Overview
This lecture covers how to differentiate exponential functions with base (e), focusing on the chain rule when the exponent is a function of (x).
Derivatives of Exponential Functions
- The derivative of (e^x) with respect to (x) is (e^x).
- When the exponent is a function (u(x)), use the chain rule: (\frac{d}{dx} e^{u(x)} = e^{u(x)} \cdot u'(x)).
- If the function has a coefficient, keep it with the derivative.
Example 1: (f(x) = e^{3x})
- Let (u = 3x), so (u' = 3).
- Derivative: (e^{3x} \cdot 3 = 3e^{3x}).
Example 2: (f(x) = 16e^{x^2})
- Let (u = x^2), so (u' = 2x).
- Derivative: (16e^{x^2} \cdot 2x = 32x e^{x^2}).

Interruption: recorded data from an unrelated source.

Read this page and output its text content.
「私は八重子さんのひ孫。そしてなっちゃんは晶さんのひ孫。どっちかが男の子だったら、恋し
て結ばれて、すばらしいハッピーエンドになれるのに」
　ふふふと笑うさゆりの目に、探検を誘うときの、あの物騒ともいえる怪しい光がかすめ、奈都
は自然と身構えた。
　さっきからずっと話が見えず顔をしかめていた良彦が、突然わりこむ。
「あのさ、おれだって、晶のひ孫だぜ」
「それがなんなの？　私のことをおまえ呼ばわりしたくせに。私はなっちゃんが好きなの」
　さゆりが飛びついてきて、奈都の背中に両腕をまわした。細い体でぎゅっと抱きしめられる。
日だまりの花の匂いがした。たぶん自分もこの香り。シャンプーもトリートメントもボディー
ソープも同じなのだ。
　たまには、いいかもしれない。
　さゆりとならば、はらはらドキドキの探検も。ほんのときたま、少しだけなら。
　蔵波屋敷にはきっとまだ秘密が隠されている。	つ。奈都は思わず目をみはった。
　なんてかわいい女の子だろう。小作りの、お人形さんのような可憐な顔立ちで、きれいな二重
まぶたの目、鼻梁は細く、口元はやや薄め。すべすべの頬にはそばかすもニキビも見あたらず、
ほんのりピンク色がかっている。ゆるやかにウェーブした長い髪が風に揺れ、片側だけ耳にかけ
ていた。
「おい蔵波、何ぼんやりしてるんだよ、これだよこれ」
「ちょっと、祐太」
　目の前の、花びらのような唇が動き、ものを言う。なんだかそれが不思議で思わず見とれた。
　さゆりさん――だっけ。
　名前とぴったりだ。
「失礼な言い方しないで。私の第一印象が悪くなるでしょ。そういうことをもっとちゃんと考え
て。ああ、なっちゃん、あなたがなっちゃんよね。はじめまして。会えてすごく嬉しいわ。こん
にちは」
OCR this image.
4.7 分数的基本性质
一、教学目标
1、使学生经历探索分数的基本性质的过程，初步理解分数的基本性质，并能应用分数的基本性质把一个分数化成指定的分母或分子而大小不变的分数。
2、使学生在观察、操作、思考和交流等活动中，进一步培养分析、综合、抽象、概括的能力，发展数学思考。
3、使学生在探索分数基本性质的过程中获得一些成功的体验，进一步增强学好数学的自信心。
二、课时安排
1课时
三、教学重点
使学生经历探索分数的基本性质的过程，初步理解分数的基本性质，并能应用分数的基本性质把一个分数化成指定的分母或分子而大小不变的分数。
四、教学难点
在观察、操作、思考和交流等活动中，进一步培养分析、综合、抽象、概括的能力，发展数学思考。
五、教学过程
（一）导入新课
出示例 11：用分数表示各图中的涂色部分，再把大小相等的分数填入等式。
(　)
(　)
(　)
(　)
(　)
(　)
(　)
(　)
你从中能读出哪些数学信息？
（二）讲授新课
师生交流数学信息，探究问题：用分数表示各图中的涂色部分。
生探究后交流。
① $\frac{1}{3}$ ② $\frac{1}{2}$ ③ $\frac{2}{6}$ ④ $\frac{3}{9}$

Example 3: (f(x) = 4e^{\sqrt{x}})
- Let (u = \sqrt{x}), so (u' = \frac{1}{2\sqrt{x}}).
- Derivative: (4e^{\sqrt{x}} \cdot \frac{1}{2\sqrt{x}} = \frac{2e^{\sqrt{x}}}{\sqrt{x}}).
Key Terms & Definitions
- Chain Rule — A differentiation rule used when a function is composed with another function.
- Exponential Function — A function of the form (e^{u(x)}), where (e) is the base of natural logarithms.
- Derivative — The rate at which a function changes with respect to its variable.
Action Items / Next Steps
- Practice differentiating more exponential functions with composite exponents.
- Review the application of the chain rule to other function types.